The Broncos’ two-month streak of luck ran out on Sunday, thanks to sloppy play from their own side and the Colts’ Luck of their own.

For the second consecutive meeting, the emerging Indianapolis quarterbacking legend outplayed the reigning one, though that was hardly the only reason for the Colts’ 27-24 victory. The Broncos fell behind 17-0 before turning it into a game that was (sort of) in doubt until the final minutes. If you’re looking for a culprit, blame Peyton Manning’s two interceptions (the Colts had no turnovers). Blame the Broncos’ elusive and dodgy (and not in a good way) running game: After Denver’s backs had seemingly rediscovered their mojo the past two games, they combined for a mere 35 yards rushing on Sunday.

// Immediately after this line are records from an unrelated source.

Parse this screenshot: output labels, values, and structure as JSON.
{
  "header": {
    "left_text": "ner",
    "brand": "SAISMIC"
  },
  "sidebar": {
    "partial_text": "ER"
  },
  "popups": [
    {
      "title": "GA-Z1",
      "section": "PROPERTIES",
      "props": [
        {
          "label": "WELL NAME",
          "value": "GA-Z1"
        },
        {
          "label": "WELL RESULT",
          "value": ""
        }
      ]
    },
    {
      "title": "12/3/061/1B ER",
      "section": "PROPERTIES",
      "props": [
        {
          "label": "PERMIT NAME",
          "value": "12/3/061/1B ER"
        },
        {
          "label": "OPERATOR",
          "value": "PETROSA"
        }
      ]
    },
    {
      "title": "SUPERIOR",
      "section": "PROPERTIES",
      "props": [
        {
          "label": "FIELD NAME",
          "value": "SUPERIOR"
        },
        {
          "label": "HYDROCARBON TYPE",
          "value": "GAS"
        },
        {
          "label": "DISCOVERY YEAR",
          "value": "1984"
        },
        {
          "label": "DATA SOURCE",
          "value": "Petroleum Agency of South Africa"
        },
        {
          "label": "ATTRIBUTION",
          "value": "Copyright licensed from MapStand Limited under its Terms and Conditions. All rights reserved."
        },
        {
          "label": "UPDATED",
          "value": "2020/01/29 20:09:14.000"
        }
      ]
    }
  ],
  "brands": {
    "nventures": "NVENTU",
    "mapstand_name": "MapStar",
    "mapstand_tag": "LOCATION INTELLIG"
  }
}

And blame a couple of numbskull penalties on Indy’s final drive that kept the ball out of Manning’s hands at the end.

Although it’s disappointing to lose to a Colts team that’s played this entire season in disarray on and off the field, all it means is that the Broncos have finished the first half at 7-1, a record that any franchise this side of New England would be delighted to have.

Even so, any honest orange-and-blue bleeder would admit that it’s a shaky 7-1. The team has been playing championship-level defense—though it’s way too soon to claim that its performance has been historically good—and until Sunday, that’s been enough to carry an offense that’s still finding itself.

The truth is, the team still controls its own destiny. The second half slate features four divisional games (another AFC West title is all but certain at this point), plus tests against the Patriots (11/29) and Bengals (12/28), both at home in prime time. If the Broncos win one or both of those, plus the ones they’re supposed to win—their next-toughest remaining tilt is probably at Pittsburgh on 12/20—they’ll likely finish no worse than a 2-seed in the AFC. Even losing to both Cincy and the Pats might not drop them below the 3-seed in a conference that currently only has five teams playing plus-.500 ball.

Of course, none of this matters if Manning gets dinged up again or can’t solve his cold-weather conundrums (be they real or imagined). And this matters even less if the team can’t establish a running game that’s currently one of the five worst in the NFL.

Since Manning’s arrival in Denver, the Broncos’ regular seasons have been virtual formalities, dress rehearsals for their inevitable playoff runs. Barring a total second-half collapse, 2015 will be no different. But what might change this year is that come January, the Broncos might find themselves in more of an underdog role rather than one of the playoff favorites, and that might turn out to be their biggest asset of all.